There was no allegation in the complaint in this instance to the effect that the Unions had used any coercion against any employees of the markets. In this case there is no question of any 'hot cargo,' or any secondary boycott. It was stated by counsel for respondent in the oral argument, and apparently concurred in by counsel for the appellants, that the products in question are processed and packaged by union labor in the first instance. [147 Cal. App. 2d 352]

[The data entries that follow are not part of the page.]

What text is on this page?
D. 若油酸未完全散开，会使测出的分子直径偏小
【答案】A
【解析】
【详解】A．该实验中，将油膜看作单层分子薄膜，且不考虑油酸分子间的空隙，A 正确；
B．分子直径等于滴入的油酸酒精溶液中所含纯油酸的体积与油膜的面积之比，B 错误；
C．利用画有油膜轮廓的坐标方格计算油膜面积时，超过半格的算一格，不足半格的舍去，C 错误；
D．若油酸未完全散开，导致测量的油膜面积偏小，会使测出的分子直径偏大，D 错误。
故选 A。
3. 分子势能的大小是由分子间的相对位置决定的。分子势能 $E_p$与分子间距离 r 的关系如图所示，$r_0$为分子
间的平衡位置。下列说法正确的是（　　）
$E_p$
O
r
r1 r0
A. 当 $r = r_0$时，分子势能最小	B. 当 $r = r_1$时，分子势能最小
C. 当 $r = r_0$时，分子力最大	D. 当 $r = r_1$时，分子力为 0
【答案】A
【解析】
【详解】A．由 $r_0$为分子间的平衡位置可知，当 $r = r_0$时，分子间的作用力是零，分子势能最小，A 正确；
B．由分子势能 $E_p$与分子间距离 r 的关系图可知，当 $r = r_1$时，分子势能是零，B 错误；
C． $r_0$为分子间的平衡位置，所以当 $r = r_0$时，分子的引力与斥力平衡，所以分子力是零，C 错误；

Subsequent to the filing of the briefs in this cause, the parties filed a stipulation in this court to the effect that a new collective bargaining agreement between the parties hereto, effective from November 5, 1956, to November 5, 1959, had been executed, which new agreement contains certain language in lieu of the disputed language in the contract now before us. The appellants state, "it would therefore appear that the entire matter is now moot." At the same time, appellants assert that they are confronted with the judgment of the trial court, and that they cannot dismiss the appeal, thus leaving as res judicata the judgment of the trial court.

As we view it, the matter of the new agreement is not before us for any determination, and it obviously was not before the trial court. Under the circumstances, the new agreement can have no bearing on the issue which is to be decided here. It might well be that the provisions of the new agreement are legal and proper, and at least counsel for each of the parties seemed to entertain the belief that such is the case. However, we are not called upon here to decide that question. It is also true that apparently the parties have reconciled their main differences, and there appears to be no controversy over the new agreement; nevertheless, as heretofore indicated, that can have no effect upon the questions submitted to this court.

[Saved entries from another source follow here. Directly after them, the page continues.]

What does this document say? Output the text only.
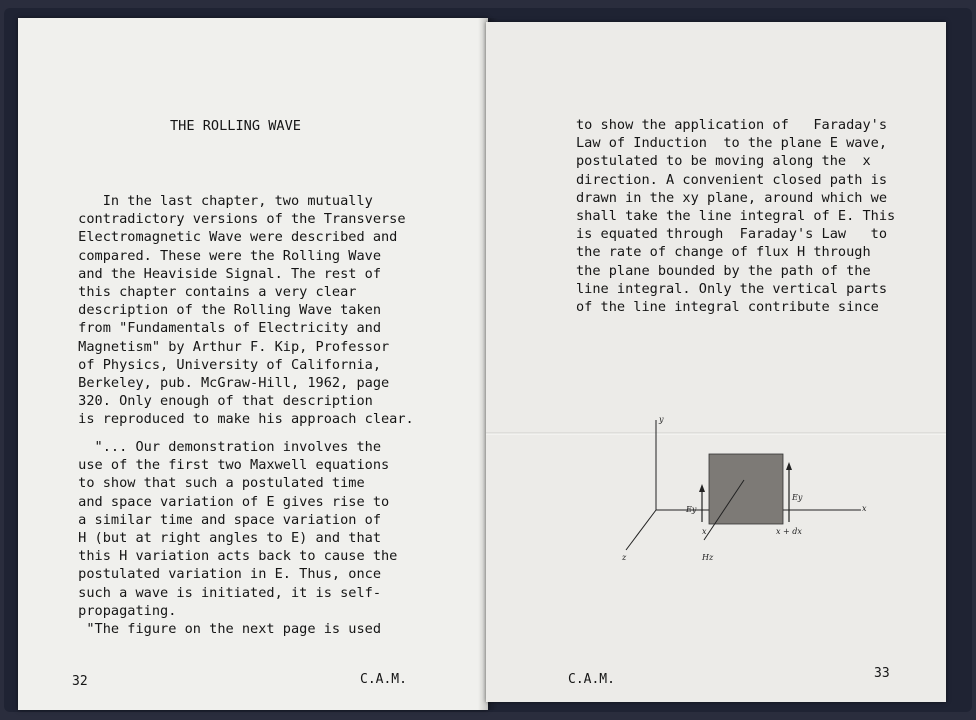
THE ROLLING WAVE
In the last chapter, two mutually
contradictory versions of the Transverse
Electromagnetic Wave were described and
compared. These were the Rolling Wave
and the Heaviside Signal. The rest of
this chapter contains a very clear
description of the Rolling Wave taken
from "Fundamentals of Electricity and
Magnetism" by Arthur F. Kip, Professor
of Physics, University of California,
Berkeley, pub. McGraw-Hill, 1962, page
320. Only enough of that description
is reproduced to make his approach clear.
"... Our demonstration involves the
use of the first two Maxwell equations
to show that such a postulated time
and space variation of E gives rise to
a similar time and space variation of
H (but at right angles to E) and that
this H variation acts back to cause the
postulated variation in E. Thus, once
such a wave is initiated, it is self-
propagating.
"The figure on the next page is used
32	C.A.M.
to show the application of   Faraday's
Law of Induction  to the plane E wave,
postulated to be moving along the  x
direction. A convenient closed path is
drawn in the xy plane, around which we
shall take the line integral of E. This
is equated through  Faraday's Law   to
the rate of change of flux H through
the plane bounded by the path of the
line integral. Only the vertical parts
of the line integral contribute since
y
x
z
Ey
Ey
x	x + dx
Hz
C.A.M.	33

For the reasons heretofore given, the judgment is affirmed.

White, P. J., and Doran, J., concurred.

FN 1. "§ 16720. Trust defined: Purposes. A trust is a combination of capital, skill or acts by two or more persons for any of the following purposes:

"(a) To create or carry out restrictions in trade or commerce.

"(b) To limit or reduce the production, or increase the price of merchandise or of any commodity.

"(c) To prevent competition in manufacturing, making, transportation, sale or purchase of merchandise, produce or any commodity.

"(d) To fix at any standard or figure, whereby its price to the public or consumer shall be in any manner controlled or established, any article or commodity of merchandise, produce or commerce intended for sale, barter, use or consumption in this State.

"(e) To make or enter into or execute or carry out any contracts, obligations or agreements of any kind or description, by which they do all or any or any combination of any of the following:

"(1) Bind themselves not to sell, dispose of or transport any article or any commodity or any article of trade, use, merchandise, commerce or consumption below a common standard figure, or fixed value.

"(2) Agree in any manner to keep the price of such article, commodity or transportation at a fixed or graduated figure.

"(3) Establish or settle the price of any article, commodity or transportation between them or themselves and others, so as directly or indirectly to preclude a free and unrestricted competition among themselves, or any purchasers or consumers in the sale or transportation of any such article or commodity.

"(4) Agree to pool, combine or directly or indirectly unite any interests that they may have connected with the sale or transportation of any such article or commodity, that its price might in any manner be affected."

"§ 16722. Contracts void. Any contract or agreement in violation of this chapter is absolutely void and is not enforceable at law or in equity."